Should each microservice manage its own user-permissions and user-roles?

Question

I have a design issue I am not sure of how to solve.

Let's say my main application consists of 6 modules:

• client
• gateway
• auth-service
• forum
• gallery
• messages

The client is supposed to communicate with the gateway-service only.

Should I have my gateway do the user-authentication (which ideally results in a JWT) and the other 3 productive-services (forum, gallery, messages) just verify that token and retrieve permissions and roles they manage themselves for that given user?

To perhaps illustrate my few troubles, I create a sequence diagram:

Click here for the original draw.io graphics if you prefer that.

I do not want to use any 3rd-party auth-services; I just want my auth-service (which is pretty much done) to register users and let them login. Or should I be managing permissions and roles in that service as well?

I tried to wrap my brain around this issue for months, but I simply cannot find a suitable structure so I can let the user register, login/logout and communicate with various productive services.

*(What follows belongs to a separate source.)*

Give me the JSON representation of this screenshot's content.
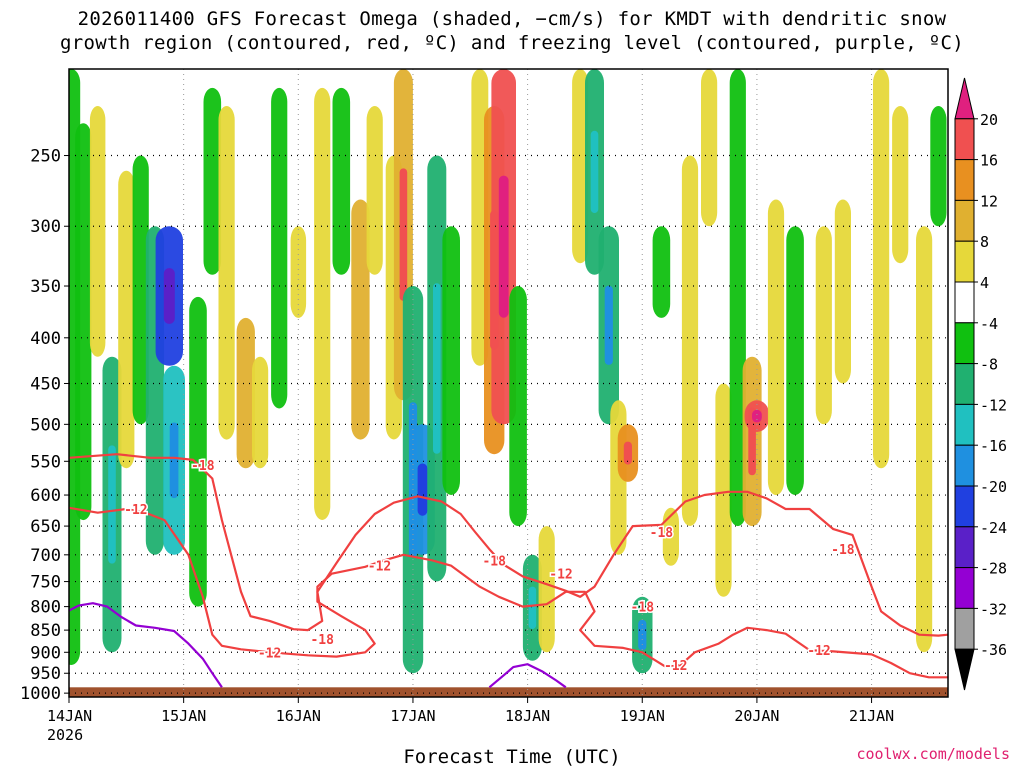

I am currently using Java for the backend stuff, but the good thing about microservices is, that I do not have to use one programming language for them all.

Any help here is welcome!

P.s.: I read Microservice Authentication strategy and Zuul - Api Gateway Authentication, but both did not seem to apply in my case.

Answer 1

I have worked with the following setup, and it has worked out pretty well:

Login flow:

1. Fresh browser makes a request for a specific resource
2. Gateway service detects the absence of the jwt cookie and redirects to login form
3. Login form talks to auth-service via gateway. Gateway allows non-jwt calls only to auth-service
4. Auth service gives a login-form a newly created jwt cookie and redirects to original URL

Normal operation:

1. Browser makes a request for a resource along with jwt cookie
2. Gateway service intercepts the request and forwards jwt to auth-service for validation
3. Auth service checks signature then timestamp then blacklist and returns a positive or negative result
4. If positive, Gateway service forwards the request to respective backend service, otherwise redirects to login
5. Backend service does not do jwt validation - it just trusts the gateway to send only valid requests.
6. Backend service does check for roles/permissions/entitlements defined in jwt

Logout flow:

1. Browser makes a request to the auth-service/logout
2. Auth service puts the jwt in blacklist and redirects to login form

Now, this is a simple workflow we implemented without any (much) 3rd party help. At some point we did had to use session cookies but that is for other reasons. Note that the system is almost stateless except the blacklist at auth service. One does not simply log out with jwt! We had a REDIS to manage the blacklists. You can implement logout with session cookies at gateway or auth service.

Most of the backend services expected their own set of roles/privileges/entitlements in the jwt. The roles were granted to user by the auth service and were written in the granted jwt. If a new role was grated to a user, the user had to logoff/logon to reflect that privilege. If some privilege is removed, then the user had to force logged off - that is where REDIS played.